The increase in interest was due to a breach of contract in relation to the stock of court orders (judicial debts for which there is no longer any appeal). Therefore, Correios had to renegotiate the agreement, under worse conditions.
An amendment of R$40.5 million was signed to make the adjustments, payment of which must be made in two installments, on November 28th and December 28th. Banks, however, can retain the amounts in the contract’s escrow account from tomorrow, the 15th.
Another loss to the company due to non-compliance with the contract was the early payment of the principal amount of the loan. Previously, it would be in June 2026.

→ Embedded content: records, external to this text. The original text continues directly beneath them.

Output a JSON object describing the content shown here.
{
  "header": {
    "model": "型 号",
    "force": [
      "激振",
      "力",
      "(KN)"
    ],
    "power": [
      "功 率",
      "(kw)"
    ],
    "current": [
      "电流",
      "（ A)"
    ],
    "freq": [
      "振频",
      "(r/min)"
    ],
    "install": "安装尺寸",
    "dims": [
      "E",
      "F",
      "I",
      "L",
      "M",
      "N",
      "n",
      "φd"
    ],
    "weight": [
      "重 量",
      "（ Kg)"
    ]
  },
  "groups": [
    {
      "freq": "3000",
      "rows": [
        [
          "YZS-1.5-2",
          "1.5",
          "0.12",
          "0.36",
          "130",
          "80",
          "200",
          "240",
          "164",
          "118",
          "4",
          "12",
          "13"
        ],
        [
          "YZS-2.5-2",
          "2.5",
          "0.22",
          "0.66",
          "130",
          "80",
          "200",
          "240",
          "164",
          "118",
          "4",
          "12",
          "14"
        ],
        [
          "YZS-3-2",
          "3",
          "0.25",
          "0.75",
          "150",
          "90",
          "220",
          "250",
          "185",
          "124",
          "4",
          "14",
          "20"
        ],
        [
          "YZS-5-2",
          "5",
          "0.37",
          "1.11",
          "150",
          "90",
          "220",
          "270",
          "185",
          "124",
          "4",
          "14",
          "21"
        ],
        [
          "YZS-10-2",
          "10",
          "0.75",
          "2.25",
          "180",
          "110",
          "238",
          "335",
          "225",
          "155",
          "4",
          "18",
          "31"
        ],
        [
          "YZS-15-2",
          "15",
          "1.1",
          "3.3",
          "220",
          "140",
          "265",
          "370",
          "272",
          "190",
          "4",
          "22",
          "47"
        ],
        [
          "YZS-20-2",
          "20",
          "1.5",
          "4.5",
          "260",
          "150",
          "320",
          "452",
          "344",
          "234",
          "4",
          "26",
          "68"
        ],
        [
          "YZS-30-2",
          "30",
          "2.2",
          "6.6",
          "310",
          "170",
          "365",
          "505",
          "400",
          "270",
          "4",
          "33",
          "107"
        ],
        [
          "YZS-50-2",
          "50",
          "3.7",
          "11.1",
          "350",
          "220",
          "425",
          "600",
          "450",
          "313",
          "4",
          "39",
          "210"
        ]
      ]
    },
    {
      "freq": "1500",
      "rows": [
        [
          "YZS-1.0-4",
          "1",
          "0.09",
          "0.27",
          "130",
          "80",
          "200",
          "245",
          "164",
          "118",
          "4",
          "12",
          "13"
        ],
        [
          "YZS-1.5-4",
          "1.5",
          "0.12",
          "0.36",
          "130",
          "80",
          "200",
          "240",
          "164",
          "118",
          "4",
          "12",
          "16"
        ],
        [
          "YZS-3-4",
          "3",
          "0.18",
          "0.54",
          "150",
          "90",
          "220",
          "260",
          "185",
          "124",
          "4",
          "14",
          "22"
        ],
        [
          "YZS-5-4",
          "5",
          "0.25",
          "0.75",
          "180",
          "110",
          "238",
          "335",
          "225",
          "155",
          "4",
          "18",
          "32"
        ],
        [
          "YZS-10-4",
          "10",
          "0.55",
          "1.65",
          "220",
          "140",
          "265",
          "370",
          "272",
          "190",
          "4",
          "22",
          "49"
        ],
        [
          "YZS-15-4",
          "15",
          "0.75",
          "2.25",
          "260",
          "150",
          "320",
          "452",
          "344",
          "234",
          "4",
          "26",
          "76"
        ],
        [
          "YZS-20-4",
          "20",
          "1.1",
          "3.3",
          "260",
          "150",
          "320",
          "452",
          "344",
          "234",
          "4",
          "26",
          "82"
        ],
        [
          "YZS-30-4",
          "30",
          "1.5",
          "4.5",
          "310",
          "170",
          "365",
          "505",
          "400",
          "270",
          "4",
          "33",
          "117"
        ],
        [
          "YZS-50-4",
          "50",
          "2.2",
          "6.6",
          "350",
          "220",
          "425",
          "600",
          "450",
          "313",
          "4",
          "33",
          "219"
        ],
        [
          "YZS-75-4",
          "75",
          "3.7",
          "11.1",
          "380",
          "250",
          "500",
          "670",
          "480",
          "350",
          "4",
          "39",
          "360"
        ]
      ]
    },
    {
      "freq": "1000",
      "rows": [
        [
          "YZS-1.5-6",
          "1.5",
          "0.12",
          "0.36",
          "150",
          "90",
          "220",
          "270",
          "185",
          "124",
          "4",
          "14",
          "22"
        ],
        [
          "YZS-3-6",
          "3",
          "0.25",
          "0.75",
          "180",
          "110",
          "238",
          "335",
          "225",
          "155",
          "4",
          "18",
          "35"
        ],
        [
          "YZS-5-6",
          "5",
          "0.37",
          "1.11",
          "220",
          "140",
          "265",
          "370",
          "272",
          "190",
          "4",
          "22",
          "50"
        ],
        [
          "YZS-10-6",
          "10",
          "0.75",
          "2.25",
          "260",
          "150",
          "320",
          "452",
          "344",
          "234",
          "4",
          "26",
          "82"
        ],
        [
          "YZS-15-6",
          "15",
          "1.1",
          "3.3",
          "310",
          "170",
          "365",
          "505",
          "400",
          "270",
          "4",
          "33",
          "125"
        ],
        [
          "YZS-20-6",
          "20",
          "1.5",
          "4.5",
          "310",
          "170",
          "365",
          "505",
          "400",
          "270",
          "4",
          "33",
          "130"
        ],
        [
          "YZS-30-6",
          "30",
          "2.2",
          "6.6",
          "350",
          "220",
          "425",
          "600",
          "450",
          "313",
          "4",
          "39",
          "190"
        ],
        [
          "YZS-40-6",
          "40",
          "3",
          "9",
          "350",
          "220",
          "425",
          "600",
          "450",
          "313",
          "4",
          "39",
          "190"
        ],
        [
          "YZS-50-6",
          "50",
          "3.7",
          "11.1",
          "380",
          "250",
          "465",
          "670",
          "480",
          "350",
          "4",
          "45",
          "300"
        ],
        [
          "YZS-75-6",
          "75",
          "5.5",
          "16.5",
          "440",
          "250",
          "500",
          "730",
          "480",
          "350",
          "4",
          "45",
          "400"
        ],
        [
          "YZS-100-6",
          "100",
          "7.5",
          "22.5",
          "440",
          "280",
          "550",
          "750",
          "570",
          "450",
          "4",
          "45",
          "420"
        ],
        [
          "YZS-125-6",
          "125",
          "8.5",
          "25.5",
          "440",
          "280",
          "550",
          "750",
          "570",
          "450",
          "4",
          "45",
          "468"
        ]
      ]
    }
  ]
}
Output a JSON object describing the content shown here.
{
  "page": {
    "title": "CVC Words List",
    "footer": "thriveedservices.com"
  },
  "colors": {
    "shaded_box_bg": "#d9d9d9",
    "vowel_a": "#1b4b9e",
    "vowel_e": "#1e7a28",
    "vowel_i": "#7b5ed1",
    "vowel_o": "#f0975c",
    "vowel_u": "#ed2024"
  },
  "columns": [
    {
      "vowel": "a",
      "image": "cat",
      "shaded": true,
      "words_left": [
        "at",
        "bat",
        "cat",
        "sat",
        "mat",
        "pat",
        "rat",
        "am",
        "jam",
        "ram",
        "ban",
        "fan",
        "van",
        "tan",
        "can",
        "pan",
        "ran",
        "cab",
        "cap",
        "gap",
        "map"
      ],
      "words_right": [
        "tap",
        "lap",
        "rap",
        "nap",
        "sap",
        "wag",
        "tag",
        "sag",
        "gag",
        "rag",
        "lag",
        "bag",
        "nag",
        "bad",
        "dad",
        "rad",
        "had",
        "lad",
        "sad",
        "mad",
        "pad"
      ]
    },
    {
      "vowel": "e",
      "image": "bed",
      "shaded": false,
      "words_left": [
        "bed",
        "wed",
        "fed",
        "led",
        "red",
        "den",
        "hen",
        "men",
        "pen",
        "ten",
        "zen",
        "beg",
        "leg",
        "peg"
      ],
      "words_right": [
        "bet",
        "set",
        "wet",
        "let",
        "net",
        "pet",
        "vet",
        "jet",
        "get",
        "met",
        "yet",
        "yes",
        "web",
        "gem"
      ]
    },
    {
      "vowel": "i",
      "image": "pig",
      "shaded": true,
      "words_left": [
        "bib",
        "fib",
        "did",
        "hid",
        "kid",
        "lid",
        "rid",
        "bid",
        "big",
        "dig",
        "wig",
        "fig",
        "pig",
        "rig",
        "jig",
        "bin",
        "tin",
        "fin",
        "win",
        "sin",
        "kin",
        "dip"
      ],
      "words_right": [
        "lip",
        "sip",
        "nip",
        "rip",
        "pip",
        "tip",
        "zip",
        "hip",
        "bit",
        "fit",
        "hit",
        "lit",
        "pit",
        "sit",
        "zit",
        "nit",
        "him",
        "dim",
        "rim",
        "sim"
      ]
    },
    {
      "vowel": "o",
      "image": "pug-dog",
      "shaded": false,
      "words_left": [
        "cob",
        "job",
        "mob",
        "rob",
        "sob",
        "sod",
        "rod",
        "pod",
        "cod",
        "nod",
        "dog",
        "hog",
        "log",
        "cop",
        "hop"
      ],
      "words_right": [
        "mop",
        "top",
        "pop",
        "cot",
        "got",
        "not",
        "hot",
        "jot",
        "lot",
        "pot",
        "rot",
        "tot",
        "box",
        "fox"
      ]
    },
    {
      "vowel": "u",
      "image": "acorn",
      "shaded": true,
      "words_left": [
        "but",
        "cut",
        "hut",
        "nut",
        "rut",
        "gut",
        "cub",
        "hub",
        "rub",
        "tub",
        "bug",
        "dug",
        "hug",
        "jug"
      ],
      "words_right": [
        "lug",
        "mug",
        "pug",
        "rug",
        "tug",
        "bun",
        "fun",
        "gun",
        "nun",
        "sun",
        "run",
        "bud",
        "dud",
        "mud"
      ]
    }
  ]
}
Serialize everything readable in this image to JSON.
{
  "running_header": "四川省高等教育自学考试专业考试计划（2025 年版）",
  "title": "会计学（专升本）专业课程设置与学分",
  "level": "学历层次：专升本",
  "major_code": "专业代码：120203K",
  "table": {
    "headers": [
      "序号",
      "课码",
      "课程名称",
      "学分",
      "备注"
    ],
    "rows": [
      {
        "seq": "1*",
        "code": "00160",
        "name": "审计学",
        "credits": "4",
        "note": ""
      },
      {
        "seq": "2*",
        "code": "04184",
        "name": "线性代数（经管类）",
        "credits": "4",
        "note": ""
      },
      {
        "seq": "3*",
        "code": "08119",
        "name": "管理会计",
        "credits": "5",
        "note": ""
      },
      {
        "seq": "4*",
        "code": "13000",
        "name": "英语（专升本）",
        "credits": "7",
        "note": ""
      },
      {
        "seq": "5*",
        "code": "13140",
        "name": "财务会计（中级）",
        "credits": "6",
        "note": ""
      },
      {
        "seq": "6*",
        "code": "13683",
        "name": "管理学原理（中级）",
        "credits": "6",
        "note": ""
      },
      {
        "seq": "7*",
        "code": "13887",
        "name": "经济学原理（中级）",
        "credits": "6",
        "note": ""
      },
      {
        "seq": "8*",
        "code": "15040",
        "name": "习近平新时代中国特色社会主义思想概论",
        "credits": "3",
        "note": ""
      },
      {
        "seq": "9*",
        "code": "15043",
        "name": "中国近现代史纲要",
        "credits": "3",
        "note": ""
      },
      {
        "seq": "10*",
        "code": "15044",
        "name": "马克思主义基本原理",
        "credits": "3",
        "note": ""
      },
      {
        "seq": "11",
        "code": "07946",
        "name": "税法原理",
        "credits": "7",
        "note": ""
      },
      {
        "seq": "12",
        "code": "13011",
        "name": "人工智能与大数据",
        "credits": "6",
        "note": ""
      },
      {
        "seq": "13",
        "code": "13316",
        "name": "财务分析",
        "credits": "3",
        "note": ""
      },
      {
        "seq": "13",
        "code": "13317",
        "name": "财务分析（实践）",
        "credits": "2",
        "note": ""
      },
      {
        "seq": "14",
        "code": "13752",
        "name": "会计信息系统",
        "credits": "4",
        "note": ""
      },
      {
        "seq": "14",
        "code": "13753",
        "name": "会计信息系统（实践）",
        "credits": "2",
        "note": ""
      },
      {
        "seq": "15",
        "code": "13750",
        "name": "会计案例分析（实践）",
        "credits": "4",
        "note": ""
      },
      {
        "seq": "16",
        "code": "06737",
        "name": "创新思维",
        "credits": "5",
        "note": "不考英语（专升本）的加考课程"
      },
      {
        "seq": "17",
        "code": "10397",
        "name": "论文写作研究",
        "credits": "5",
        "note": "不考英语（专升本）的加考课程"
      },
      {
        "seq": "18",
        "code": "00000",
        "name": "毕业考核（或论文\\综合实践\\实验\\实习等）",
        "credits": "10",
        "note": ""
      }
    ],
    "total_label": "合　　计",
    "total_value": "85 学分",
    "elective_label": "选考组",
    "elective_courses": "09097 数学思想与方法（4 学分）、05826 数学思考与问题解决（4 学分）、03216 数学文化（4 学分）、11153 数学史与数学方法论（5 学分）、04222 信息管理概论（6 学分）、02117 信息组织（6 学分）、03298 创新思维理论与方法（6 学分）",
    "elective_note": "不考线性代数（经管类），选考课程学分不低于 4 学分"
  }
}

The contract, signed on May 26th with the banks BTG Pactual, ABC Brasil and Citibank, provided that if the company’s stock of court orders, “at any time”, exceeded R$900 million, it would activate a “mandatory advance payment” clause of the total value of the loan, also considering interest and monetary correction.
At the end of the second quarter, the account for court orders and Small Value Requests (RPVs) reached R$2.051 billion, which prompted the banks to notify the company.
The additive is valid for the second and third trimesters. From the fourth quarter onwards, Correios will once again have restrictions in relation to the stock of court orders, which cannot exceed R$2.5 billion “at any time”.
Understand the thread of the company’s crisis
- Continuous drop in revenue, increased costs and loss of efficiency deteriorate the state-owned company’s cash flow.
- Having difficulty closing its accounts, the company went to the market in search of a R$20 billion loan.
- The high cost of fundraising and the difficulty of affording the requested guarantees halted the conversations.
- The company is now looking for a new solution and has started a new round of negotiations. The objective now is to raise R$10 billion within a 15-day horizon to meet the expected payments.
- But there are other problems on the radar. In a previously contracted credit operation, the company breached a contractual clause and saw interest rates increase.
- An amendment made to the contract under less advantageous conditions increased expenses by R$40.5 million, and the state-owned company is at risk of having resources withheld from tomorrow.